No hesitation. I am just trying to understand the options. This blog seemed
to indicate the functionality existed but it looks like it was never
completed (
https://blog.2ndquadrant.com/postgresql-9-3-development-array-element-foreign-keys/
).

I see in this document
https://www.postgresql.org/docs/9.6/static/sql-createtrigger.html that
postgresql uses triggers to implement foreign keys.... so I am probably
just missing the syntactic sugar for arrays. I will try to use a trigger.
Thank you.


On Wed, Apr 19, 2017 at 12:24 PM Rob Sargent <robjsarg...@gmail.com> wrote:

>
>
> On 04/19/2017 01:13 PM, Henry M wrote:
>
> I was just reading this question on reddit (the text duplicated below).

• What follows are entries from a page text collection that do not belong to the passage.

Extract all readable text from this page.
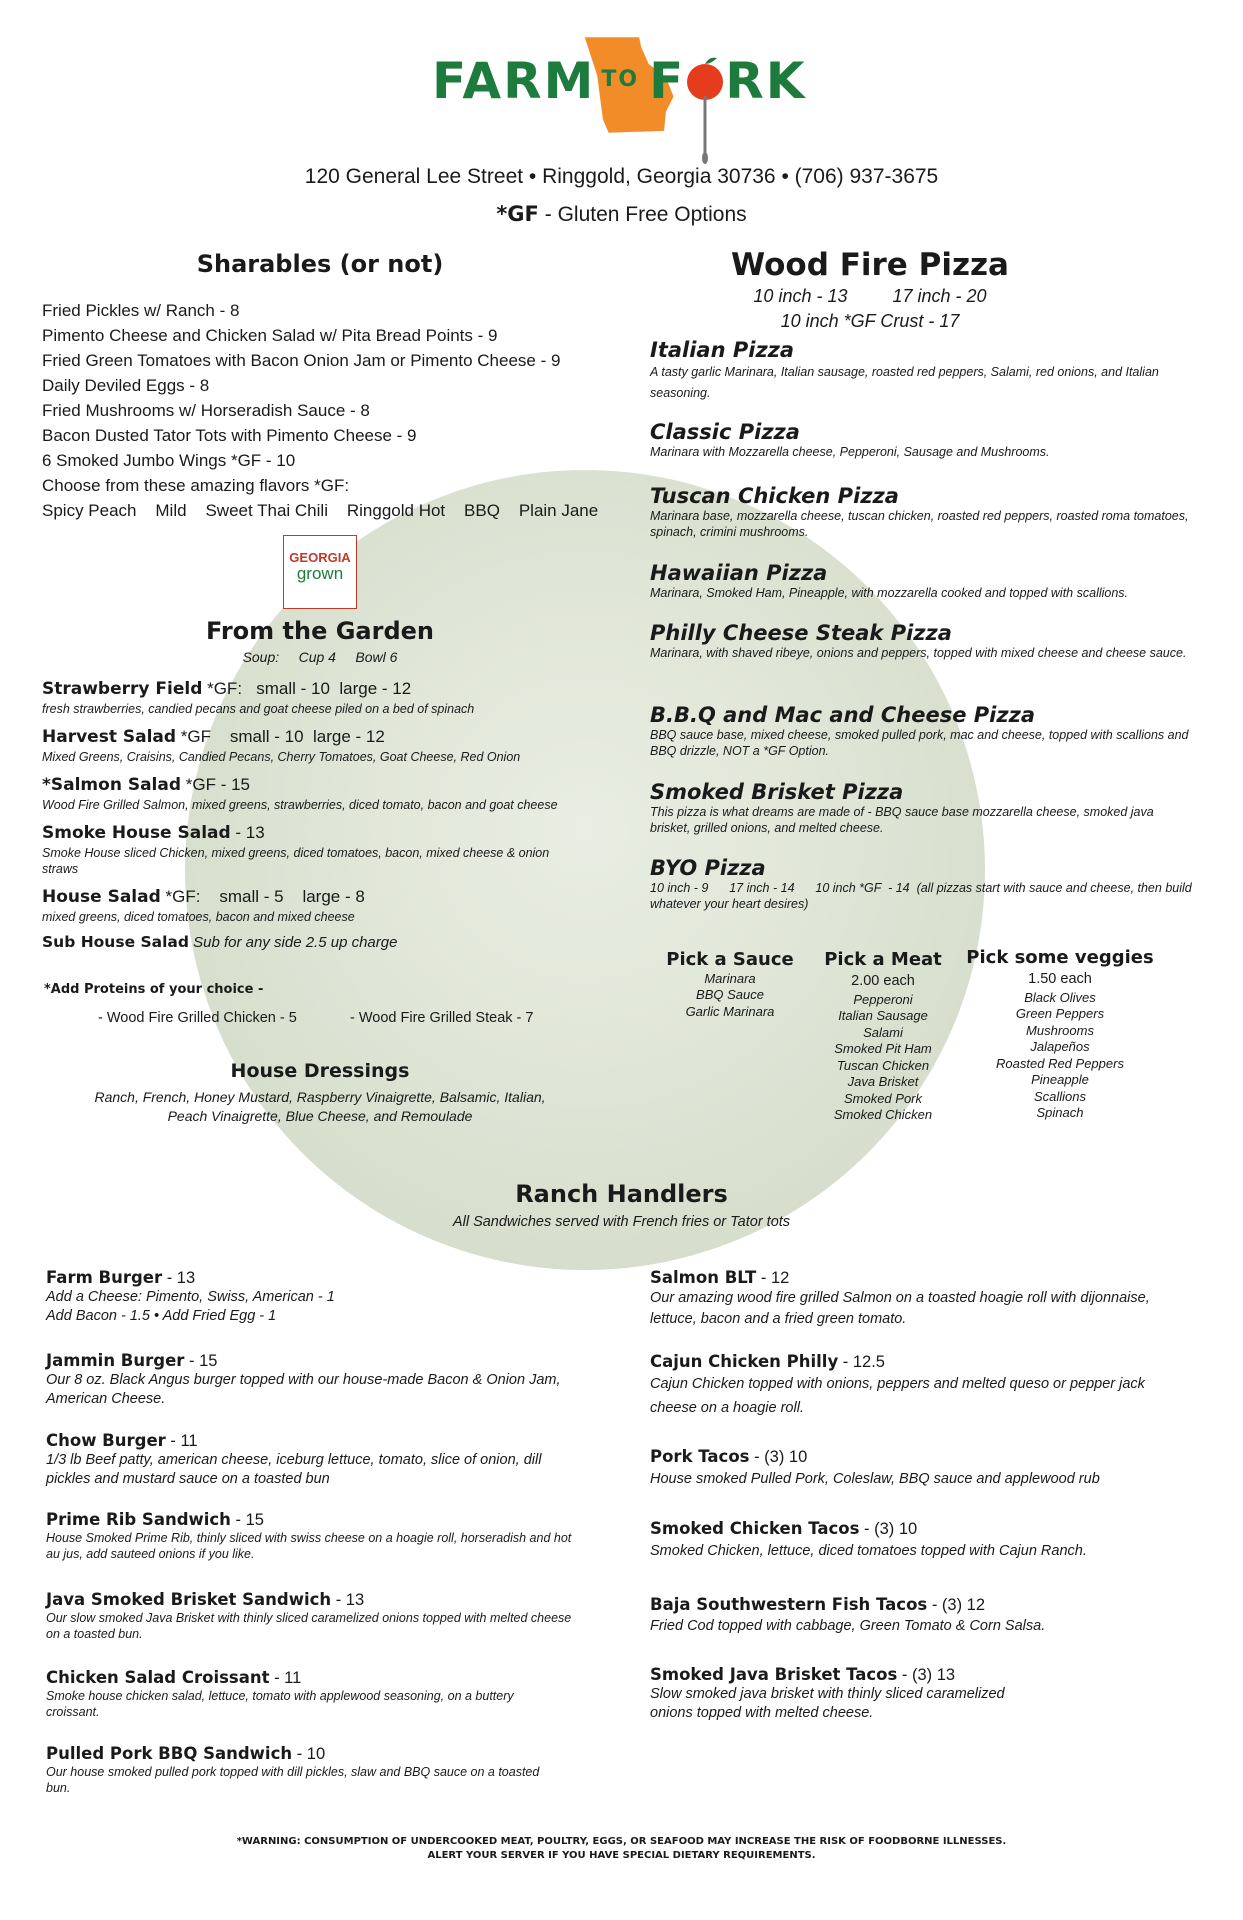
FARM TO F RK
120 General Lee Street • Ringgold, Georgia 30736 • (706) 937-3675
*GF - Gluten Free Options
Sharables (or not)
Fried Pickles w/ Ranch - 8
Pimento Cheese and Chicken Salad w/ Pita Bread Points - 9
Fried Green Tomatoes with Bacon Onion Jam or Pimento Cheese - 9
Daily Deviled Eggs - 8
Fried Mushrooms w/ Horseradish Sauce - 8
Bacon Dusted Tator Tots with Pimento Cheese - 9
6 Smoked Jumbo Wings *GF - 10
Choose from these amazing flavors *GF:
Spicy Peach    Mild    Sweet Thai Chili    Ringgold Hot    BBQ    Plain Jane
GEORGIA
grown
From the Garden
Soup:     Cup 4     Bowl 6
Strawberry Field *GF:   small - 10  large - 12
fresh strawberries, candied pecans and goat cheese piled on a bed of spinach
Harvest Salad *GF    small - 10  large - 12
Mixed Greens, Craisins, Candied Pecans, Cherry Tomatoes, Goat Cheese, Red Onion
*Salmon Salad *GF - 15
Wood Fire Grilled Salmon, mixed greens, strawberries, diced tomato, bacon and goat cheese
Smoke House Salad - 13
Smoke House sliced Chicken, mixed greens, diced tomatoes, bacon, mixed cheese & onion straws
House Salad *GF:    small - 5    large - 8
mixed greens, diced tomatoes, bacon and mixed cheese
Sub House Salad Sub for any side 2.5 up charge
*Add Proteins of your choice -
- Wood Fire Grilled Chicken - 5	- Wood Fire Grilled Steak - 7
House Dressings
Ranch, French, Honey Mustard, Raspberry Vinaigrette, Balsamic, Italian,
Peach Vinaigrette, Blue Cheese, and Remoulade
Wood Fire Pizza
10 inch - 13         17 inch - 20
10 inch *GF Crust - 17
Italian Pizza
A tasty garlic Marinara, Italian sausage, roasted red peppers, Salami, red onions, and Italian seasoning.
Classic Pizza
Marinara with Mozzarella cheese, Pepperoni, Sausage and Mushrooms.
Tuscan Chicken Pizza
Marinara base, mozzarella cheese, tuscan chicken, roasted red peppers, roasted roma tomatoes, spinach, crimini mushrooms.
Hawaiian Pizza
Marinara, Smoked Ham, Pineapple, with mozzarella cooked and topped with scallions.
Philly Cheese Steak Pizza
Marinara, with shaved ribeye, onions and peppers, topped with mixed cheese and cheese sauce.
B.B.Q and Mac and Cheese Pizza
BBQ sauce base, mixed cheese, smoked pulled pork, mac and cheese, topped with scallions and BBQ drizzle, NOT a *GF Option.
Smoked Brisket Pizza
This pizza is what dreams are made of - BBQ sauce base mozzarella cheese, smoked java brisket, grilled onions, and melted cheese.
BYO Pizza
10 inch - 9      17 inch - 14      10 inch *GF  - 14  (all pizzas start with sauce and cheese, then build whatever your heart desires)
Pick a Sauce
Marinara
BBQ Sauce
Garlic Marinara
Pick a Meat
2.00 each
Pepperoni
Italian Sausage
Salami
Smoked Pit Ham
Tuscan Chicken
Java Brisket
Smoked Pork
Smoked Chicken
Pick some veggies
1.50 each
Black Olives
Green Peppers
Mushrooms
Jalapeños
Roasted Red Peppers
Pineapple
Scallions
Spinach
Ranch Handlers
All Sandwiches served with French fries or Tator tots
Farm Burger - 13
Add a Cheese: Pimento, Swiss, American - 1
Add Bacon - 1.5 • Add Fried Egg - 1
Jammin Burger - 15
Our 8 oz. Black Angus burger topped with our house-made Bacon & Onion Jam, American Cheese.
Chow Burger - 11
1/3 lb Beef patty, american cheese, iceburg lettuce, tomato, slice of onion, dill pickles and mustard sauce on a toasted bun
Prime Rib Sandwich - 15
House Smoked Prime Rib, thinly sliced with swiss cheese on a hoagie roll, horseradish and hot au jus, add sauteed onions if you like.
Java Smoked Brisket Sandwich - 13
Our slow smoked Java Brisket with thinly sliced caramelized onions topped with melted cheese on a toasted bun.
Chicken Salad Croissant - 11
Smoke house chicken salad, lettuce, tomato with applewood seasoning, on a buttery croissant.
Pulled Pork BBQ Sandwich - 10
Our house smoked pulled pork topped with dill pickles, slaw and BBQ sauce on a toasted bun.
Salmon BLT - 12
Our amazing wood fire grilled Salmon on a toasted hoagie roll with dijonnaise, lettuce, bacon and a fried green tomato.
Cajun Chicken Philly - 12.5
Cajun Chicken topped with onions, peppers and melted queso or pepper jack cheese on a hoagie roll.
Pork Tacos - (3) 10
House smoked Pulled Pork, Coleslaw, BBQ sauce and applewood rub
Smoked Chicken Tacos - (3) 10
Smoked Chicken, lettuce, diced tomatoes topped with Cajun Ranch.
Baja Southwestern Fish Tacos - (3) 12
Fried Cod topped with cabbage, Green Tomato & Corn Salsa.
Smoked Java Brisket Tacos - (3) 13
Slow smoked java brisket with thinly sliced caramelized onions topped with melted cheese.
*WARNING: CONSUMPTION OF UNDERCOOKED MEAT, POULTRY, EGGS, OR SEAFOOD MAY INCREASE THE RISK OF FOODBORNE ILLNESSES.
ALERT YOUR SERVER IF YOU HAVE SPECIAL DIETARY REQUIREMENTS.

I
> was wondering if there is an approach for handling array foreign key
> references. I am interested in the answer since I started using array
> fields as well. Thank you.
>
>
> ----- below is the message from the reddit poster:
>
>
> https://www.reddit.com/r/PostgreSQL/comments/66a74t/question_referential_integrity_between_elements/
>
> First off, thanks for taking the time. I don't see any "weekly help
> threads" or anything so I hope it's okay I made a post.
>
> *The Problem*
>
> I'm extending our CRM database in order to manage the ISO documentation of
> the company for which I work. We need, as part of ISO, to keep track of
> project development meetings and attendees.
>
> Currently, I have a "meetings" table with an attendee list as an array of
> integers, each element corresponding to the id field in the "person" table.
>
> How do I enforce referential integrity between elements of this array and
> the id field in "person"? All I could find was a proposed change for 9.2 or
> 9.3 that got shot down...
>
> Please help. I don't want to do a join table.
>
> Unless you have thousands of attendees per meeting and everyone in
> multiple meetings per day I would encourage a join table.  What's your
> hesitation for doing so?  Note I'm an array user myself, so not against
> arrays per se, but there should be a justification for denormalizing
> (depending your definition thereof).